Faced with the TROs, Ku appealed his deportation anew before the Office of the President on Feb. 25, 2014. Pending this, the Manila court granted his petition for a writ of amparo on March 14. Five days later, Malacañang issued an order “granting him provisional liberty only until Aug. 31, or until his appeal [to his deportation] is resolved.”
It was at this point that the BI decided to file a third petition before the high court.
In ruling against Ku, the high court said there was “no basis… to substantiate his fears” of being held by the BI indefinitely and under false pretenses.
The high tribunal also recommended the filing of an administrative case against Gallegos, as he still granted Ku a writ of amparo despite the TROs the high court had issued against the lower court proceedings.

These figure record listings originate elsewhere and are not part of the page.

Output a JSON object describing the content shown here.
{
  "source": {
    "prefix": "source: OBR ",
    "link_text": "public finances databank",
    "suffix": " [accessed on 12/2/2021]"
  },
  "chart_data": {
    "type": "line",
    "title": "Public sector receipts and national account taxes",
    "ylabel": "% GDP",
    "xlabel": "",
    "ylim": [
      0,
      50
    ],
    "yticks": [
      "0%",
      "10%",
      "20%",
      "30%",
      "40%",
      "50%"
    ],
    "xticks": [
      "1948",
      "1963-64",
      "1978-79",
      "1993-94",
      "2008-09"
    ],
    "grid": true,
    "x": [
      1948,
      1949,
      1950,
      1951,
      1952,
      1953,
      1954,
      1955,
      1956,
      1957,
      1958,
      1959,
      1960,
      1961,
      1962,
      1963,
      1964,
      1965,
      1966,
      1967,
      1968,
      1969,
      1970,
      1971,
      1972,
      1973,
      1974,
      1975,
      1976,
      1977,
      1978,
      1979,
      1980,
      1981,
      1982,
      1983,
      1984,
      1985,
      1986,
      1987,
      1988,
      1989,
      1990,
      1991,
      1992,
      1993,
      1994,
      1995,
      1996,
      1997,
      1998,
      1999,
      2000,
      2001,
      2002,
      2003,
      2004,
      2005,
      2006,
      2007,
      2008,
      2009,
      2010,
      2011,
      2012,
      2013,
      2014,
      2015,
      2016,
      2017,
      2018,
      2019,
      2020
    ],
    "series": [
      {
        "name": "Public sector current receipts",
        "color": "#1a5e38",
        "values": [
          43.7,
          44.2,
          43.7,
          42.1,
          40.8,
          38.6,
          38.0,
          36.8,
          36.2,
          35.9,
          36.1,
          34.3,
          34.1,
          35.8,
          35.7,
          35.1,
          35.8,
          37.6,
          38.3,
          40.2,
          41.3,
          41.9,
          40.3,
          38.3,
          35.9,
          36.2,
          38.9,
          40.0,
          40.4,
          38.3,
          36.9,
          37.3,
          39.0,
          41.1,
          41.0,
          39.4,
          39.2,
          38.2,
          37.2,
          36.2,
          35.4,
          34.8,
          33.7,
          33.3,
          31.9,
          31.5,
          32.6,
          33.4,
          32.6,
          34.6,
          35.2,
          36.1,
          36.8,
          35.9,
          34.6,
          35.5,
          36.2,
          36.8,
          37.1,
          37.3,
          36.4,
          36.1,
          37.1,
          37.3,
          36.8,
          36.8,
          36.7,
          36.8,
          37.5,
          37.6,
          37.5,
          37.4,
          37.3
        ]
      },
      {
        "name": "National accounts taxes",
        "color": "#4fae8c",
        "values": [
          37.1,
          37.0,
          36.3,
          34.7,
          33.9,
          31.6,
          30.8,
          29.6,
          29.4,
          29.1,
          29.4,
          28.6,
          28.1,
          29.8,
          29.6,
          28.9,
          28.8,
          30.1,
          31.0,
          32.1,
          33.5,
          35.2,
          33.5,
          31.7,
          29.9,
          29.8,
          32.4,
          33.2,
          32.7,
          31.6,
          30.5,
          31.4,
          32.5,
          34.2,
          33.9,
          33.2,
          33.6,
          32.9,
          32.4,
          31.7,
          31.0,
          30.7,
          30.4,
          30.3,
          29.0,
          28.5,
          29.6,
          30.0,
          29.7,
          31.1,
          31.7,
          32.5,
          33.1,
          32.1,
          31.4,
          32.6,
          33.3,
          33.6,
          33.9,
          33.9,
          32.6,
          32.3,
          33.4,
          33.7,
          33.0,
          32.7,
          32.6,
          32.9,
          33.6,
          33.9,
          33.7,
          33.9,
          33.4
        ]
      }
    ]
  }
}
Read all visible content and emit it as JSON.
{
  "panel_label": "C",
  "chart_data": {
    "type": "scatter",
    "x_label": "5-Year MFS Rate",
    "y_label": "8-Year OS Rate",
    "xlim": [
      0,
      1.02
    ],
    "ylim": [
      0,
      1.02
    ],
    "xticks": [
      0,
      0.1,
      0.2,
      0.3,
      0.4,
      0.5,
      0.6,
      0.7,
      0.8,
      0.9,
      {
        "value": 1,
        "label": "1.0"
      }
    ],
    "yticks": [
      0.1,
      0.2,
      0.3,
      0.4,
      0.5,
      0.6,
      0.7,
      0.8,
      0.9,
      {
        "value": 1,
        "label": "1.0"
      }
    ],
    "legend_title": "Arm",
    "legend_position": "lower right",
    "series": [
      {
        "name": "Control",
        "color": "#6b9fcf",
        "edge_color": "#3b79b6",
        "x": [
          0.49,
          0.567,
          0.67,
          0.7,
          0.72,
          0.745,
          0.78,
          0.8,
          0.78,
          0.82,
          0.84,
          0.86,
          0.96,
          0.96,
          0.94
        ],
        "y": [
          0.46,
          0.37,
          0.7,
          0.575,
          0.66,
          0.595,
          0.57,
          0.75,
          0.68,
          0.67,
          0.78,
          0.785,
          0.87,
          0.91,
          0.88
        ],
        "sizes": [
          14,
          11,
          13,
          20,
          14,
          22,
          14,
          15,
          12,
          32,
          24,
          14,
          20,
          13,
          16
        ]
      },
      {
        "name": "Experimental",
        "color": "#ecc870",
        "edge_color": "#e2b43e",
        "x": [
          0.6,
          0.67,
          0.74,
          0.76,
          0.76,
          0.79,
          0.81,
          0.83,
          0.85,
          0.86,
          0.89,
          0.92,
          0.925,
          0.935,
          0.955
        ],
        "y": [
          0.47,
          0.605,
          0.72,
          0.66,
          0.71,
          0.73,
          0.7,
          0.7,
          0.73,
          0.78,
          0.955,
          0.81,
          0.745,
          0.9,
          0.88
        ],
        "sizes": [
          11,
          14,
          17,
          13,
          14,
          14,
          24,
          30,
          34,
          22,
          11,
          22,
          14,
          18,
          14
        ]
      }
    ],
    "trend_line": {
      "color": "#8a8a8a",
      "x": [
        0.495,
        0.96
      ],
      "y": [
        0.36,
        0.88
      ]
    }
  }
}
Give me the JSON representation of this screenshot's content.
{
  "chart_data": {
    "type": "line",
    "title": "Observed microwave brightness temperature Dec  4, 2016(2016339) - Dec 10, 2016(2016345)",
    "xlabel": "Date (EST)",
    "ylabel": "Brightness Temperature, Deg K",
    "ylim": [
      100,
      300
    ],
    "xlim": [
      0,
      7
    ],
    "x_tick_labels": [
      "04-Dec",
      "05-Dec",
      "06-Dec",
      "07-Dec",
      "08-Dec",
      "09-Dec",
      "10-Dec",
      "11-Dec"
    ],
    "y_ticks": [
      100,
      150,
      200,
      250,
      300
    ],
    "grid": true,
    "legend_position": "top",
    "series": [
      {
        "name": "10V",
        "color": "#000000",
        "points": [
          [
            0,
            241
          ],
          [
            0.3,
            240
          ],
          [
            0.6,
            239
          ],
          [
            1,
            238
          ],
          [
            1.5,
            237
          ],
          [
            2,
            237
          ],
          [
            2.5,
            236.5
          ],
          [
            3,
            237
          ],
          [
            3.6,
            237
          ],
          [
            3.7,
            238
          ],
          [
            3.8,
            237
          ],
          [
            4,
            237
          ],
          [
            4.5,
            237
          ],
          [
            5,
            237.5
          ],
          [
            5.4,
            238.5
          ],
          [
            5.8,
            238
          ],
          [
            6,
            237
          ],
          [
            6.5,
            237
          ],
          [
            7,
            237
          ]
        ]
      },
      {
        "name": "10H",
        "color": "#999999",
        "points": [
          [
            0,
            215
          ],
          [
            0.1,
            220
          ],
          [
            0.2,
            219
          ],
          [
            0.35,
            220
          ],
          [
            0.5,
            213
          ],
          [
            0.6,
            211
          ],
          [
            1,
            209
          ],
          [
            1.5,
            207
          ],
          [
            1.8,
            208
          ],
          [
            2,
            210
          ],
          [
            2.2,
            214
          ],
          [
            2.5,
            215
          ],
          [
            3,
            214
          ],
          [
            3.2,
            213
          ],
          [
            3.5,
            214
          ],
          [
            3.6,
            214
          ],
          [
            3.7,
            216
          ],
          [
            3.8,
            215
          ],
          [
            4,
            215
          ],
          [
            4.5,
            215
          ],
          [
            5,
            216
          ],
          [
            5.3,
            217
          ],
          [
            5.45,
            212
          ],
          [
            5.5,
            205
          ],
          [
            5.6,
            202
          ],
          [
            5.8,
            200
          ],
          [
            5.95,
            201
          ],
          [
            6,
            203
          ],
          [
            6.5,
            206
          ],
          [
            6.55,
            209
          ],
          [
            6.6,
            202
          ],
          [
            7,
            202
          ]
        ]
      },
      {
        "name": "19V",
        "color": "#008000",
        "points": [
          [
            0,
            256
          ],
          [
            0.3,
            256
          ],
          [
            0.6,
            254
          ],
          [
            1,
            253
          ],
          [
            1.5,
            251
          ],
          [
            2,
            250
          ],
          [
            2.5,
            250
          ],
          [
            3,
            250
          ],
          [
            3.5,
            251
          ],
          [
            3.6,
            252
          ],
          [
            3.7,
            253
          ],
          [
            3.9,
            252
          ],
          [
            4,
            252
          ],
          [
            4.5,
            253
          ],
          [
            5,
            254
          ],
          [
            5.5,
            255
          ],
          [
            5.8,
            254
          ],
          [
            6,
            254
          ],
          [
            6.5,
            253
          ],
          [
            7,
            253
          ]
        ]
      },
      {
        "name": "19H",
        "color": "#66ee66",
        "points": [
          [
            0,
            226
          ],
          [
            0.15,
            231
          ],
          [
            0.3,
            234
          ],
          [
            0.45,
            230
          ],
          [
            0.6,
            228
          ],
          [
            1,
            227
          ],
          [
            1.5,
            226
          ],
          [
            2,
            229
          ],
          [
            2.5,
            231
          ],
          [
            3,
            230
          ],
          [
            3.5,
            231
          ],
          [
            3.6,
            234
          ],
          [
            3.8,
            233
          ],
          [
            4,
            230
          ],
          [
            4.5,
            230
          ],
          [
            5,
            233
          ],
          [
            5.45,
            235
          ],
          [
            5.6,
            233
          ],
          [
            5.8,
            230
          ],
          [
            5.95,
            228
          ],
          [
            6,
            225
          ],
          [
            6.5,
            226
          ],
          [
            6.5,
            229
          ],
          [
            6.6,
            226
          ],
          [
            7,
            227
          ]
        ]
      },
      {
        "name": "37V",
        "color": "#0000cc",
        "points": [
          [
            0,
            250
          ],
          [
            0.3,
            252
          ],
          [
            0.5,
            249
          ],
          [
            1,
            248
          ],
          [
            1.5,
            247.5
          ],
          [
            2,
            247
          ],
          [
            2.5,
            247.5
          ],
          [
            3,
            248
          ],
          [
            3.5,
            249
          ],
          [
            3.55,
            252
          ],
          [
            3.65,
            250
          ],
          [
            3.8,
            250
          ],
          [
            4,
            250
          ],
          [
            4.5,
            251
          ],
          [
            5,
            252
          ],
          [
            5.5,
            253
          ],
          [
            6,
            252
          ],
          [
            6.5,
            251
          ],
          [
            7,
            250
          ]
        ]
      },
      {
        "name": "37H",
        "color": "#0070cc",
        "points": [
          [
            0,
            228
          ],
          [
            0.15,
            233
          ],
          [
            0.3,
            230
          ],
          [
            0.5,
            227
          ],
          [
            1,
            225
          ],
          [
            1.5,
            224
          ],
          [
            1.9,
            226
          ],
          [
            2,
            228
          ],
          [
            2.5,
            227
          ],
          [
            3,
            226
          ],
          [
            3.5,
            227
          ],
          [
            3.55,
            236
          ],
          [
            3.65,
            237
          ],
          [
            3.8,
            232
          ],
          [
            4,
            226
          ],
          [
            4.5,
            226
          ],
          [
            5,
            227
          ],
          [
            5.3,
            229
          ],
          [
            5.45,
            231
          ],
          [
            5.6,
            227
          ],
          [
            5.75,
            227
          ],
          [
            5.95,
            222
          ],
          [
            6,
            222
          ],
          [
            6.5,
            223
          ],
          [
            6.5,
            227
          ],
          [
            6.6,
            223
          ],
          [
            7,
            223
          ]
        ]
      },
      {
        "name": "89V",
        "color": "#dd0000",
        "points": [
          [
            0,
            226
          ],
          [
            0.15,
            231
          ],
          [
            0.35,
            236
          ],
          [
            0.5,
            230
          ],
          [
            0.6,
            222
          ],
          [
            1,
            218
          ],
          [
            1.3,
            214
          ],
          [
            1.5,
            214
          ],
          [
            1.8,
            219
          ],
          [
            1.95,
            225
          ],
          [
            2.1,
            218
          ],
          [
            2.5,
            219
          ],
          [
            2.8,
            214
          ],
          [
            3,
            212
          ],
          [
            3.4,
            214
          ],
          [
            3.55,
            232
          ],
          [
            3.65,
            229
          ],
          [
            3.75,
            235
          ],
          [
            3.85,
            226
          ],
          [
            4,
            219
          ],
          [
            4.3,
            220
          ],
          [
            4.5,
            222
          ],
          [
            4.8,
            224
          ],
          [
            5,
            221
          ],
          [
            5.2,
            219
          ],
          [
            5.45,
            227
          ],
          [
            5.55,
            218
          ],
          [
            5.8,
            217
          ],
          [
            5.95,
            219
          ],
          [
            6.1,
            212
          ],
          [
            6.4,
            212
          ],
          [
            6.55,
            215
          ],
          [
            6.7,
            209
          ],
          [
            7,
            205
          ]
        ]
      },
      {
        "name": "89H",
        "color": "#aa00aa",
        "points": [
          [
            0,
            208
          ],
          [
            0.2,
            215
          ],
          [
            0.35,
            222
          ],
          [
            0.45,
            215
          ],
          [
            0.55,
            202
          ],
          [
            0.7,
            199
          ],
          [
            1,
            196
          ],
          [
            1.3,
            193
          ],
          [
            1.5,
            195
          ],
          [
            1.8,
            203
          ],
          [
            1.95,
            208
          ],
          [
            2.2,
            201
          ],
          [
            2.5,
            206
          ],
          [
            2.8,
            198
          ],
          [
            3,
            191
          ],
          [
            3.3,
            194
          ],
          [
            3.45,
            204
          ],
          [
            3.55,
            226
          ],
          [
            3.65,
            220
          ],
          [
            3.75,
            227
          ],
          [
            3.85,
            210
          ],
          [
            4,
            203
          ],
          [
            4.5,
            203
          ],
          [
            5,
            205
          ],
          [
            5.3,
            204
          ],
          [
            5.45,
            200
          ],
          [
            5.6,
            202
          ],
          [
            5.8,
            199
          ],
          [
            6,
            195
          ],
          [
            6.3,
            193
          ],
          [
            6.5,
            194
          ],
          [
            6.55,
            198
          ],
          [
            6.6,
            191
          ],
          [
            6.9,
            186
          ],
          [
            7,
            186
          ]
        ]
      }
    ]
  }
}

“The court observes that Judge Gallegos knowingly disregarded the court’s directives,” the high court said.
It said the TROs it had issued “should have alerted Judge Gallegos to proceed with caution and restraint in granting the privilege of the writ of amparo.”
“And yet, despite having knowledge of the Court’s pronouncements, Judge Gallegos proceeds to grant the said privilege,” said the high court.
“Judge Gallegos should know that judges must respect the orders and decisions of high tribunals, especially the Supreme Court from which all other courts take their bearings. A resolution of the Supreme Court is not to be construed as a mere request nor should it be complied with partially, inadequately or selectively,” said the high court.
The high court noted how Gallegos violated the code of conduct among magistrates, having defied a superior court.
“When the judge himself becomes the transgressor of the law which he is sworn to apply, he places his office in disrepute, encourages disrespect for the law and impairs public confidence in the integrity of the judiciary itself,” said the court.